Sem tempo para sentir

Sem tempo para sentir

Quando digo — e escrevo — que a humanidade não tem jeito, a reação das pessoas é variável. Muitos torcem o nariz, retrucam que estou exagerando, que a natureza do ser humano, regra geral, é boa. Outros, impacientes, acusam-me de pedantismo, de pessimismo, de falta de Deus no coração ou de Prozac na cabeça. A minoria cala, pensa e me dá ouvidos; consola e admite que a situação é, sim, degradante, mas, apesar das profundas dificuldades, sustenta ser necessário perseverar nos esforços de diminuir a injustiça e a desigualdade social que são, em essência, a origem de todos os males que assolam a humanidade.

É sabido que as redes sociais da internet são terreno fértil para a disseminação de fake news, de tolices e de desgraceiras. Nessa semana, repercutiu fortemente a história de um homem velho, decrépito, que foi levado até uma agência bancária, numa cadeira de rodas, por uma mulher que se apresentava como sua parente e sua cuidadora. Pelo que foi noticiado, o velhote teria morrido a caminho do banco ou, mesmo, dentro dele, enquanto aguardava atendimento.

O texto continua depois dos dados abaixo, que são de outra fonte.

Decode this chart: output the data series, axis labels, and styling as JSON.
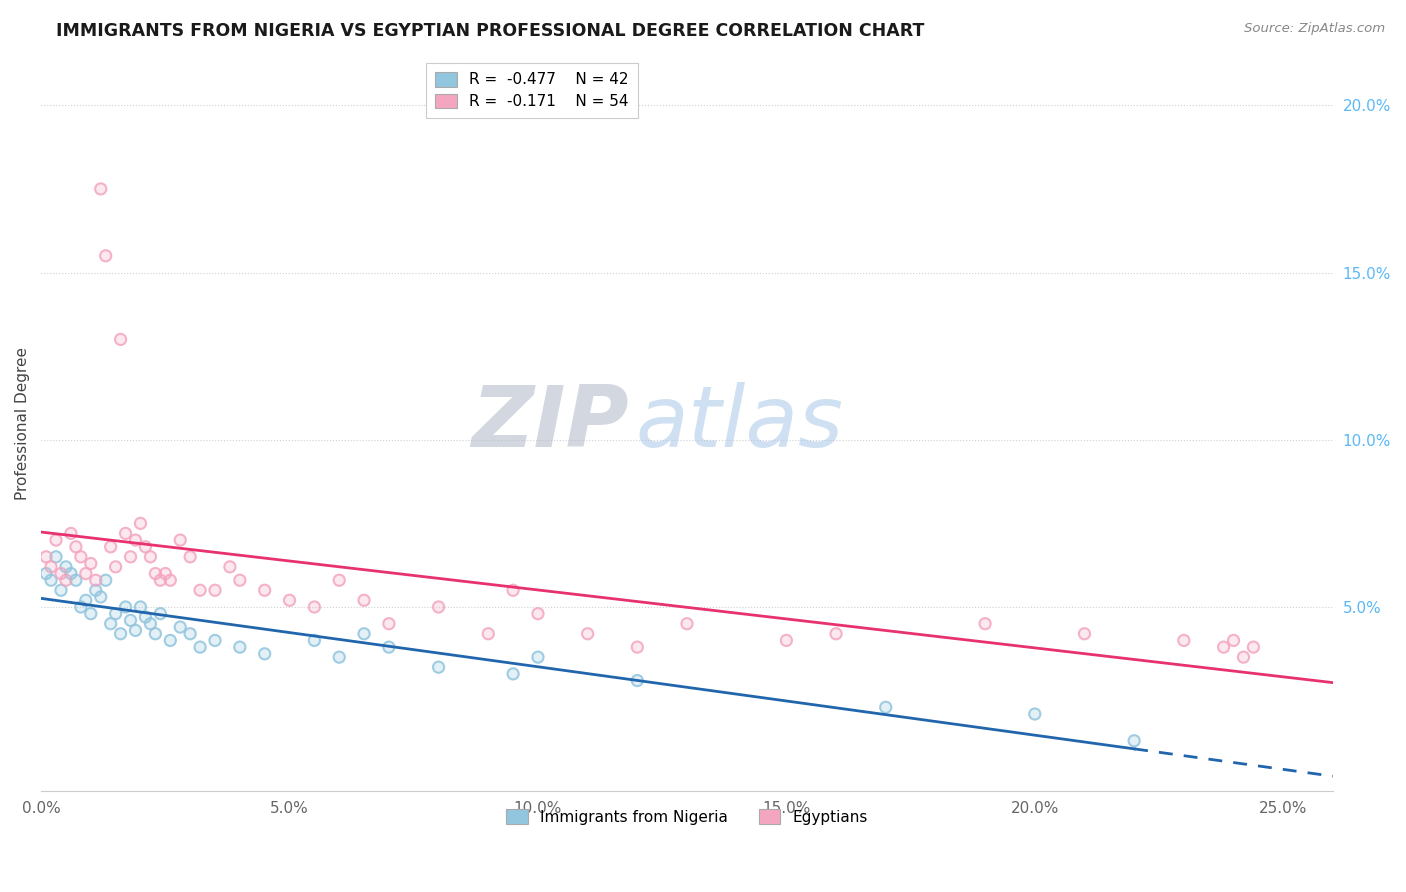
{
  "title": "IMMIGRANTS FROM NIGERIA VS EGYPTIAN PROFESSIONAL DEGREE CORRELATION CHART",
  "source": "Source: ZipAtlas.com",
  "ylabel": "Professional Degree",
  "xlim": [
    0.0,
    0.26
  ],
  "ylim": [
    -0.005,
    0.215
  ],
  "xticks": [
    0.0,
    0.05,
    0.1,
    0.15,
    0.2,
    0.25
  ],
  "yticks_right": [
    0.05,
    0.1,
    0.15,
    0.2
  ],
  "legend_labels": [
    "Immigrants from Nigeria",
    "Egyptians"
  ],
  "legend_R": [
    -0.477,
    -0.171
  ],
  "legend_N": [
    42,
    54
  ],
  "blue_color": "#92c5de",
  "pink_color": "#f4a6c0",
  "blue_line_color": "#2166ac",
  "pink_line_color": "#e8326e",
  "watermark_zip": "#b0b8c8",
  "watermark_atlas": "#a8c8e8",
  "nigeria_x": [
    0.001,
    0.002,
    0.003,
    0.004,
    0.005,
    0.006,
    0.007,
    0.008,
    0.009,
    0.01,
    0.011,
    0.012,
    0.013,
    0.014,
    0.015,
    0.016,
    0.017,
    0.018,
    0.019,
    0.02,
    0.021,
    0.022,
    0.023,
    0.024,
    0.026,
    0.028,
    0.03,
    0.032,
    0.035,
    0.04,
    0.045,
    0.055,
    0.06,
    0.065,
    0.07,
    0.08,
    0.095,
    0.1,
    0.12,
    0.17,
    0.2,
    0.22
  ],
  "nigeria_y": [
    0.06,
    0.058,
    0.065,
    0.055,
    0.062,
    0.06,
    0.058,
    0.05,
    0.052,
    0.048,
    0.055,
    0.053,
    0.058,
    0.045,
    0.048,
    0.042,
    0.05,
    0.046,
    0.043,
    0.05,
    0.047,
    0.045,
    0.042,
    0.048,
    0.04,
    0.044,
    0.042,
    0.038,
    0.04,
    0.038,
    0.036,
    0.04,
    0.035,
    0.042,
    0.038,
    0.032,
    0.03,
    0.035,
    0.028,
    0.02,
    0.018,
    0.01
  ],
  "egypt_x": [
    0.001,
    0.002,
    0.003,
    0.004,
    0.005,
    0.006,
    0.007,
    0.008,
    0.009,
    0.01,
    0.011,
    0.012,
    0.013,
    0.014,
    0.015,
    0.016,
    0.017,
    0.018,
    0.019,
    0.02,
    0.021,
    0.022,
    0.023,
    0.024,
    0.025,
    0.026,
    0.028,
    0.03,
    0.032,
    0.035,
    0.038,
    0.04,
    0.045,
    0.05,
    0.055,
    0.06,
    0.065,
    0.07,
    0.08,
    0.09,
    0.095,
    0.1,
    0.11,
    0.12,
    0.13,
    0.15,
    0.16,
    0.19,
    0.21,
    0.23,
    0.238,
    0.24,
    0.242,
    0.244
  ],
  "egypt_y": [
    0.065,
    0.062,
    0.07,
    0.06,
    0.058,
    0.072,
    0.068,
    0.065,
    0.06,
    0.063,
    0.058,
    0.175,
    0.155,
    0.068,
    0.062,
    0.13,
    0.072,
    0.065,
    0.07,
    0.075,
    0.068,
    0.065,
    0.06,
    0.058,
    0.06,
    0.058,
    0.07,
    0.065,
    0.055,
    0.055,
    0.062,
    0.058,
    0.055,
    0.052,
    0.05,
    0.058,
    0.052,
    0.045,
    0.05,
    0.042,
    0.055,
    0.048,
    0.042,
    0.038,
    0.045,
    0.04,
    0.042,
    0.045,
    0.042,
    0.04,
    0.038,
    0.04,
    0.035,
    0.038
  ]
}
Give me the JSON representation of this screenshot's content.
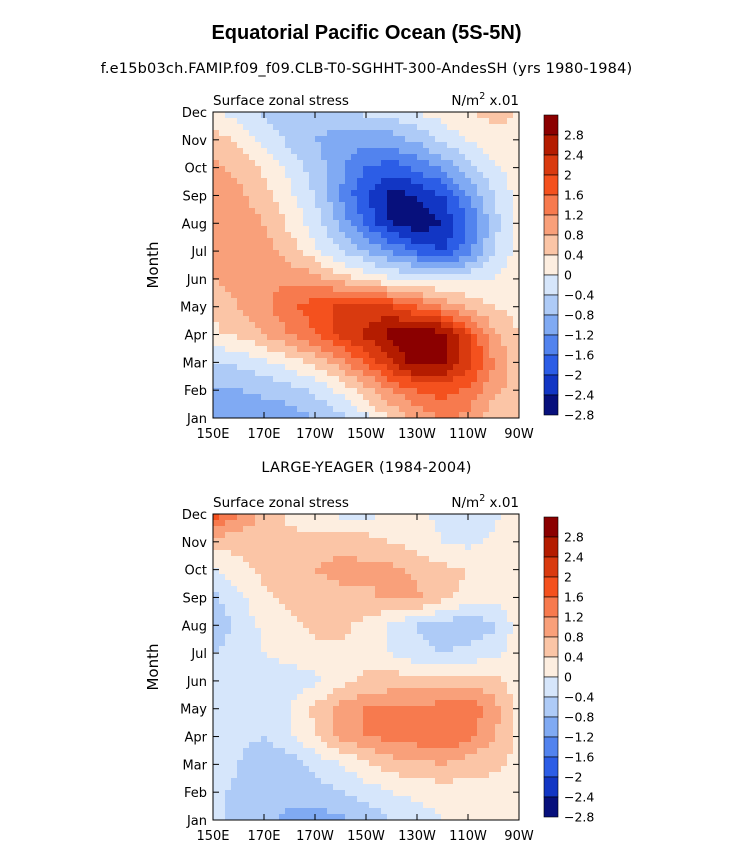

Fato é que o idoso teve o óbito suspeitado pelos funcionários, o que foi confirmado pela equipe de saúde que compareceu ao local, juntamente com a polícia. Câmeras do circuito interno de segurança gravaram as cenas do homúnculo pálido, caquético, inerte, desacordado, acompanhado pela mulher que insistia para que o mesmo assinasse um documento indispensável referente ao contrato de financiamento feito no nome dele, no valor de dezessete mil reais. Resta óbvio que gente morta ou comatosa não segura caneta. Constatada o falecimento do idoso, o seu corpo foi encaminhado para o Instituto Médico Legal, a fim de passar pela necropsia; e a mulher, detida pelas autoridades policiais.

A capacidade humana para a crueldade não encontra paralelo no reino animal. Só o homem tortura outro homem, por exemplo. De tal sorte que a maldade permeia o planeta há milênios, especialmente as nações pobres ou emergentes, onde os abismos socioeconômicos são mais profundos. Perder a capacidade de se indignar parece outro preço nefasto que se paga pela hiperconectividade atual e pela altíssima velocidade da informação. Correria generalizada. Ninguém tem tempo para sentir. Logo, a fim de evitar a piora da saúde mental, evito me inteirar das mais recentes barbaridades humanas, fartamente publicadas nas mídias digitais e nos desagradáveis programas televisivos que praticam o jornalismo policialesco.

Ocorre que o episódio do senhorzinho que faleceu dentro do banco, em busca de dinheiro emprestado, impingiu-me a determinadas reflexões. O que levaria uma pessoa a protagonizar um ato tão infame, ao expor um sujeito em estado terminal à tamanha humilhação? Seria a mulher portadora dalgum distúrbio mental? Atenderia ela ao desejo, às necessidades prementes, inadiáveis, do parente moribundo? Seria uma fraude, um golpe criminoso para surrupiar-lhe o dinheiro? Ou apenas um insuspeito, um puro ato fraterno e solidário da cuidadora, a fim de suprir o sustento do seu assistido?

Espera-se que a polícia civil apure os fatos e que a justiça seja feita, caso se comprove algum crime. Quanto às reações das pessoas, sucedeu o que já se esperava: mostras de indignação, de raiva e de tristeza; rompantes de gozação e de zombaria; a mais silente e abominável indiferença. Tudo muito rápido e efêmero. Até o próximo show de horrores. Enfim, a revelação de que a suposta vilã dessa história seja, na verdade, uma demente, quer dizer, uma cidadã incapaz de responder pelos seus próprios atos, poderia redundar numa saída minimamente digna para um episódio tão deplorável.

O fato ocorrido naquela instituição bancária que empresta dinheiro a juros exorbitantes para gente sã ou moribunda, poderá, quem sabe, suscitar debates relevantes acerca do que realmente importa: a miséria, a falta de educação e de cultura, a desigualdade econômica, o etarismo, a violência doméstica contra os idosos ou o seu abandono pelos familiares, dentre outras nuanças torpes de uma sociedade adoecida, anestesiada, resignada com a injustiça, incapaz de sentir compaixão e de praticar empatia.

Não é Deus, nem é remédio, o que me falta. Mas, a capacidade simplista de crer na redenção da humanidade, a fim de dirimir, quem sabe, as procelas do desencanto e do desconsolo que há tempos me afligem.